02 March 2017
Author Helen Ellis has many strings to her bow, novelist, World Tour poker player and (previously anonymous) social commentator on Twitter. Her latest book, American Housewife is based on her successful Twitter account of the same name.
It is a collection of 12 short stories which focus on a range of eccentric characters: two tenants in an apartment block who communicate only in increasingly volatile emails, a struggling writer participating in a reality TV show, an anxious wife who fears a customer may seduce her husband, an expert bra-fitter, a woman who helps child beauty pageant queens escape from pushy parents. Each story casts light and shade on different aspects of female frustration, anger, and sometimes madness. And it’s funny. Margaret Atwood said it’s the book that has made her cackle the most this year. A fitting endorsement from the author of many dark portraits of female psyche in the 1980s.
As a poker player, Ellis has likened writing a novel “the same kind of hubris as walking into a room of 100 poker-playing men and thinking, ‘I’m going to outlast all of you.’” Poker is usually a career picked up by men, but Ellis is a prime example that more women are making it as poker players.

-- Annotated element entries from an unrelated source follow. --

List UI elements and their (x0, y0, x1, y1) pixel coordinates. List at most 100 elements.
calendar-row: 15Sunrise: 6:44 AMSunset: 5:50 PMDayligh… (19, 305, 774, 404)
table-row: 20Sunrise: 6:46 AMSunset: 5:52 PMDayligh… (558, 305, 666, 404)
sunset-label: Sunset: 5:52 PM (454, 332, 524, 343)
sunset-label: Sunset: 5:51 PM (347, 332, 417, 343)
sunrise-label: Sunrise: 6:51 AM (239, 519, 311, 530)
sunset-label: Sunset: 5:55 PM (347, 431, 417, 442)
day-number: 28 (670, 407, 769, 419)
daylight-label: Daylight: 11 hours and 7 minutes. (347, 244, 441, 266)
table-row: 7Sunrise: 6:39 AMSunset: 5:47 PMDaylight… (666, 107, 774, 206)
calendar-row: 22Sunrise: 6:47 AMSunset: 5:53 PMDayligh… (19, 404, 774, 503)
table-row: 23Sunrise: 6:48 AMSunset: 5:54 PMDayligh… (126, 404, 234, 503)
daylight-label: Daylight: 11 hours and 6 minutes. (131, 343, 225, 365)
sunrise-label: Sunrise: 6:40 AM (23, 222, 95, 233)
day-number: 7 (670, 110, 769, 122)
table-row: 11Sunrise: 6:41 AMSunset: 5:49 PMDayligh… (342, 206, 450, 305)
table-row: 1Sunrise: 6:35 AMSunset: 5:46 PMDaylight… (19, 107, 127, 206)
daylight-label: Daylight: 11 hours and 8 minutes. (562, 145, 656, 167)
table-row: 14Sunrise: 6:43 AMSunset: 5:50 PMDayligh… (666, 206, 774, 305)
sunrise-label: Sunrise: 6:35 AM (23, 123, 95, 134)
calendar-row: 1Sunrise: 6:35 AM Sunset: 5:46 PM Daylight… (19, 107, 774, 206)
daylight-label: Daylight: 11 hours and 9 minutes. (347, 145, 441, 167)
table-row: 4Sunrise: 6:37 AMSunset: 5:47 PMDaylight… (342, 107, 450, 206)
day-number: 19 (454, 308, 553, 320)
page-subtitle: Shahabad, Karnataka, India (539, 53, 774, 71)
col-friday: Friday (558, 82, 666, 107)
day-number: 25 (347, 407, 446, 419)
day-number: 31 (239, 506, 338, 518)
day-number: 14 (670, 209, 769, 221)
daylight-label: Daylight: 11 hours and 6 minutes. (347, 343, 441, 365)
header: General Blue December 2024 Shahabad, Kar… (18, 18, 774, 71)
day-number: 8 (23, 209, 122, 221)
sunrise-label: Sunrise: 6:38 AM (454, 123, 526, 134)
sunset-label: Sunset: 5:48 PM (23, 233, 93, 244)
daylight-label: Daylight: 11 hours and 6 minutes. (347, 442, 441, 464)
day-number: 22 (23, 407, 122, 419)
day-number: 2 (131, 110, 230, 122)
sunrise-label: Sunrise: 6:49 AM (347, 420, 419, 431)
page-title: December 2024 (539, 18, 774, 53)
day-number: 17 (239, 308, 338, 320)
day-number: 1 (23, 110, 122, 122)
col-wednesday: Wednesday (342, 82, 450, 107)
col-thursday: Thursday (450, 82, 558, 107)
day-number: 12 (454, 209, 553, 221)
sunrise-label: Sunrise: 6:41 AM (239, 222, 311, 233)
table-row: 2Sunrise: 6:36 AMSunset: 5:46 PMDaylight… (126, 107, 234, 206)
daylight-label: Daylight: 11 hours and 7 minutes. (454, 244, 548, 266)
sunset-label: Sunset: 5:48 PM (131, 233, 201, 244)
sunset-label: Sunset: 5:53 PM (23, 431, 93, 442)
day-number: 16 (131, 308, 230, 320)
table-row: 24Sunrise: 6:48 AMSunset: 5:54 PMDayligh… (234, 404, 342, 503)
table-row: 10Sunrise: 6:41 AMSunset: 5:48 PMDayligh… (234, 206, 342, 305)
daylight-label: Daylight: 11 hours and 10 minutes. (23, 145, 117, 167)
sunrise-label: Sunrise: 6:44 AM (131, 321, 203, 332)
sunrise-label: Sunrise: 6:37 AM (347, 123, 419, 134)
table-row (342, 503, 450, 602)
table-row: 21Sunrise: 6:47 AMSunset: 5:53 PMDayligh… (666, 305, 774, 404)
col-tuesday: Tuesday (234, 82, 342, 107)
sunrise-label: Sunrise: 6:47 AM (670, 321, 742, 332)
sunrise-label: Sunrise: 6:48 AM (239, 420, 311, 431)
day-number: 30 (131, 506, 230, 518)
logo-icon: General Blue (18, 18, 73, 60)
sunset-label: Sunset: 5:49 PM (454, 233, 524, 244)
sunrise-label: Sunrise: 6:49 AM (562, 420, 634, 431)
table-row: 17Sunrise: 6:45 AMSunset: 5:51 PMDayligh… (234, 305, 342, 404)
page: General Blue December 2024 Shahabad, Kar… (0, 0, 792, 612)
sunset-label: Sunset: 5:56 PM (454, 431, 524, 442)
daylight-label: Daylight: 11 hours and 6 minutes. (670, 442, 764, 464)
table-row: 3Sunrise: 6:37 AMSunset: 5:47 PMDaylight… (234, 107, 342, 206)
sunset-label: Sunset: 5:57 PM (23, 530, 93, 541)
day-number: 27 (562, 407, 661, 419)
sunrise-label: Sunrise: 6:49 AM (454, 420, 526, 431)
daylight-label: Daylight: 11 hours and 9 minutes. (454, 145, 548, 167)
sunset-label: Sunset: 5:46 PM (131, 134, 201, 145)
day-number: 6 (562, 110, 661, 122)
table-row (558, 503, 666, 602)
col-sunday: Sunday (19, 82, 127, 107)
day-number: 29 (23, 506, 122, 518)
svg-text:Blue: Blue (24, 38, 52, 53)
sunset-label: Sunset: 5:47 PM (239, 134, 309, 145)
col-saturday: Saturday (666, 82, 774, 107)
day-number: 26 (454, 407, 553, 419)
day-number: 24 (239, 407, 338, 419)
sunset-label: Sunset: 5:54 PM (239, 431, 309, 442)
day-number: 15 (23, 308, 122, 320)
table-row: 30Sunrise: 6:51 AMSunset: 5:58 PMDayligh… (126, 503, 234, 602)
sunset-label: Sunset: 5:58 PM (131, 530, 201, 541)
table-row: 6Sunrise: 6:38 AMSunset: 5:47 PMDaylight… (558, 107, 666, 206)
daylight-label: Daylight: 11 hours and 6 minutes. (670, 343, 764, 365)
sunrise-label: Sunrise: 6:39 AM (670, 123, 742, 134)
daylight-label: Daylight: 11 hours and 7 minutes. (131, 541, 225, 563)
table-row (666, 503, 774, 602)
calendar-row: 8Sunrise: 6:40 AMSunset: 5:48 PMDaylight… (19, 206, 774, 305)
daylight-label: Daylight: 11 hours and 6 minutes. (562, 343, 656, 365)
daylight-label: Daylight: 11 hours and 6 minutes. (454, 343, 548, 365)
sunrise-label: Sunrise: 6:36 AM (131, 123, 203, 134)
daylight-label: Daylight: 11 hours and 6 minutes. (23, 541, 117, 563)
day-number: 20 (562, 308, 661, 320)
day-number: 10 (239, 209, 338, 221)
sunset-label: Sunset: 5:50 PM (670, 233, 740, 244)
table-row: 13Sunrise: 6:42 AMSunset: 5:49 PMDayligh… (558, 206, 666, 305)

And she certainly has outlasted a few men on the circuit – in 2012 she played at the World Poker Tour, made the top three tables and took home about $17k.
So, does Ellis represent an evolution in the classic trope of an American housewife – the woman at home, whose desires and frustrations pulse just below the surface of social respectability? Let’s take the first story in her collection, “What I Do All Day”. This is drawn almost entirely from Ellis’ Twitter feed. She explained in a recent interview to the British Guardian: “Reading two years of that stream I saw how it was the story of a weird, happy Mrs. Dalloway, who doesn’t kill herself at the end. I taught myself a new way to write. I find stories now by paying attention to patterns in what I am tweeting. I was tweeting a lot about book clubs, so I wrote a story about that. I tweet about my cats and so that was a story too.” She adds: “I am an old-school lady. I hate to see young women hunched like crows over their telephones in restaurants. A lot of my tweets are addressed to such young ladies.”
But Ellis’s portrait of femininity in 2017 is far from old school. For instance, in the first story she writes: “Inspired by Beyoncé, I stallion-walk to the toaster… I weep because I am lucky enough to have a drawer just for glitter. I shred cheese. I berate a pickle jar. I pump the salad spinner like a CPR dummy.”
Later, in “Hello! Welcome to Book Club”, Ellis portrays a complicated group of Alpha women who are connected by their enormous wealth… and, we later discover, by their fertility issues. Meanwhile, later stories follow even more identifiable tropes of the “modern” American woman. The narrator in “How to Be a Patron of the Arts”, is a self-doubting writer, who has convinced herself she is a failure. But Ellis isn’t interested in exploring whether or not that is true – instead asking whether the character will ever come to terms with herself and her life.
And it is that which marks Ellis’s work as an evolution in the tradition of feminist writing. She is less concerned with matters of external equality and the position of women in society – and more concerned with the internal issues of self-acceptance, self-worth and self-positioning of “housewives”.
This masterful book reveals more about ourselves than you might bargain for. As a female reader, one moment you’ll be laughing at a character, before suddenly recognizing yourself in her. It’s dark, comic, and all-round excellent.